Dopodiché Iglesias richiama (e rivendica) la svolta che ha visto il partito scegliere l’alleanza elettorale con la sinistra radicale di Izquierda Unida e la contrapposizione frontale al blocco di potere liberal -socialdemocratico. Ricorda che tale svolta è maturata dopo un serrato dibattito interno, in cui la base ha respinto l’opzione (difesa da Errejón) di un accordo con il PSOE, scegliendo invece la strada di un’alternativa radicale al sistema di potere. Questa linea, che Iglesias si appresta a difendere nella prossima assemblea generale, si fonda sull’ipotesi che la crisi politica ed economica non stia avviandosi alla normalizzazione ma sia al contrario destinata ad acuirsi ulteriormente. Il compito di Podemos, quindi, non è quello di proporre un piano alternativo di governo, bensì quello di costruire un nuovo progetto di paese, tenendo saldamente insieme un blocco sociale formato da settori popolari e classi medie.

 

Per attuare questo progetto occorre una riforma dell’organizzazione del partito che, nella convulsa fase di crescita, si era concentrato sulla costruzione di una macchina elettorale favorendo la concentrazione del potere decisionale nelle mani del vertice. Ora si tratta di superare questo assetto verticistico sia rafforzando le strutture di base che affondano le radici nei territori, sia promuovendo e accompagnando la nascita di vere e proprie istituzioni di democrazia popolare, una rete di contropoteri che faccia sì che le vittorie siano percepite come vittorie di un blocco sociale più che come vittorie di Podemos. Infine, se si vuole costruire un modello alternativo di Paese, il programma di questo partito di tipo nuovo – che deve rappresentare un progetto condiviso da identità politiche, sociali e territoriali diverse – deve compiere un salto di qualità che il documento identifica con obiettivi ambiziosi: istituire un controllo democratico  (attraverso regolazione pubblica e/o nazionalizzazioni) sui settori produttivi strategici e in particolare sui settori finanziario, dell’energia, delle comunicazioni; reindustrializzare il Paese contro la sua riduzione a Paese prevalentemente turistico imposta dalla Ue; impegnarsi a realizzare la sovranità alimentare; offrire sostegno alla piccola e media impresa, al cooperativismo e all’economia sociale.

 

Il documento di Errejón http://www.rtve.es/contenidos/documentos/borrador-documento-politico-Errejon.pdf  dedica meno spazio all’analisi della fase storica, in quanto si concentra soprattutto sui rapporti di forza fra i partiti, sulle alleanze e sulle prospettive elettorali, dando relativamente poco peso ai fattori socioeconomici.
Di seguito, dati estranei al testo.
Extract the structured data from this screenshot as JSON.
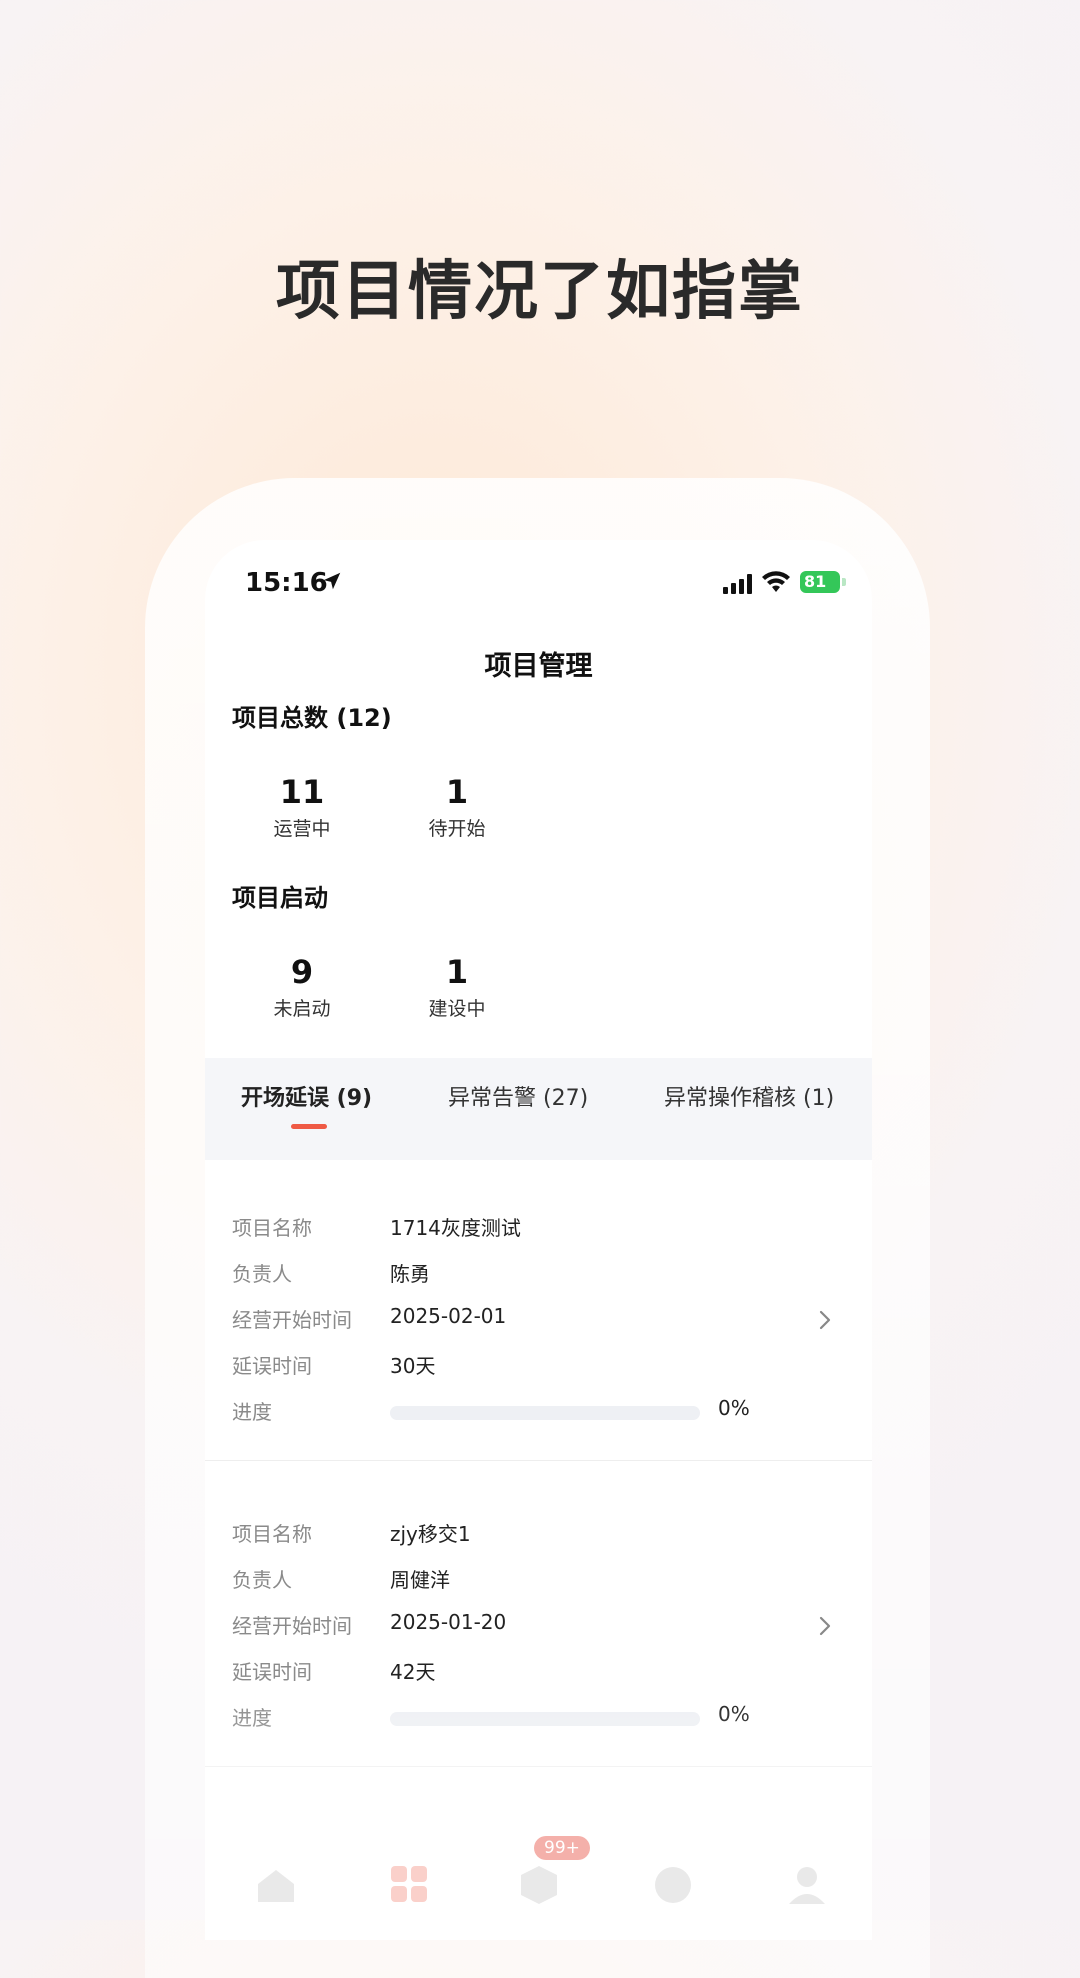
{
  "headline": "项目情况了如指掌",
  "status_bar": {
    "time": "15:16",
    "battery": "81"
  },
  "page_title": "项目管理",
  "totals": {
    "title": "项目总数 (12)",
    "stats": [
      {
        "value": "11",
        "label": "运营中"
      },
      {
        "value": "1",
        "label": "待开始"
      }
    ]
  },
  "launch": {
    "title": "项目启动",
    "stats": [
      {
        "value": "9",
        "label": "未启动"
      },
      {
        "value": "1",
        "label": "建设中"
      }
    ]
  },
  "tabs": [
    {
      "label": "开场延误 (9)",
      "active": true
    },
    {
      "label": "异常告警 (27)",
      "active": false
    },
    {
      "label": "异常操作稽核 (1)",
      "active": false
    }
  ],
  "projects": [
    {
      "name_label": "项目名称",
      "name": "1714灰度测试",
      "owner_label": "负责人",
      "owner": "陈勇",
      "start_label": "经营开始时间",
      "start": "2025-02-01",
      "delay_label": "延误时间",
      "delay": "30天",
      "progress_label": "进度",
      "progress": "0%",
      "progress_value": 0
    },
    {
      "name_label": "项目名称",
      "name": "zjy移交1",
      "owner_label": "负责人",
      "owner": "周健洋",
      "start_label": "经营开始时间",
      "start": "2025-01-20",
      "delay_label": "延误时间",
      "delay": "42天",
      "progress_label": "进度",
      "progress": "0%",
      "progress_value": 0
    }
  ],
  "tabbar": {
    "badge": "99+",
    "icons": [
      "home-icon",
      "grid-icon",
      "box-icon",
      "chart-icon",
      "user-icon"
    ]
  },
  "colors": {
    "accent": "#ef5a45",
    "battery": "#34c759"
  }
}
In particolare, vengono affrontati i seguenti temi: 1) analisi degli errori di Podemos che, secondo Errejón, ne avrebbero frenato l’ascesa elettorale; 2) concentrazione sulla necessità di trasformare Podemos in forza di governo; 3) rilancio, a tale scopo, dell’ipotesi di alleanza con il PSOE (e critica dell’alleanza con IU) ; 4) necessità di riformare il partito, ridimensionando il potere del vertice e “femminilizzandolo”; 5) spostamento dall’obiettivo di costruire di un blocco sociale a quello di “costruire un popolo” (vedi, in proposito, il libro-dialogo fra Inigo Errejón e Chantal Mouffe, “Construir pueblo”), da cui consegue la riformulazione del conflitto sociale quasi esclusivamente nei termini della opposizione alto/basso, popolo/élite; 6) forte attenzione per le aspettative di sicurezza e ordine delle classi medie. Ma vediamone più in dettaglio lo sviluppo.

Per Errejón, Podemos incarna un ciclo di mobilitazione che ha dicotomizzato la società spagnola fra la “gente comune” e una casta privilegiata (si tratta della formulazione “classica” del fenomeno populista secondo le teorie di Ernesto Laclau). Perciò la sua vocazione è quella di costruire una forza politica di tipo nuovo (al di là dei dogmi della sinistra tradizionale) che persegua un cambio di potere in favore delle maggioranze sociali (cambio di potere, non rottura sistemica!).

Per superare l’attuale struttura verticistica (obiettivo sul quale concorda anche Iglesias, come si è visto) Errejón propone una ricetta fondata sui principi “classici” della democrazia parlamentare borghese e dei suoi partiti: divisione dei poteri, distribuzione delle cariche in base a un criterio di “proporzionalità” fra le correnti interne (la cui esistenza viene data per scontata in quanto garanzia di democraticità). Infine “femminilizzazione” del partito in ossequio a quello che in Italia definiremmo il principio delle quote rosa (punto su cui tornerò più avanti perché mi sembra rilevante ai fini delle differenze di prospettiva politica fra i due approcci).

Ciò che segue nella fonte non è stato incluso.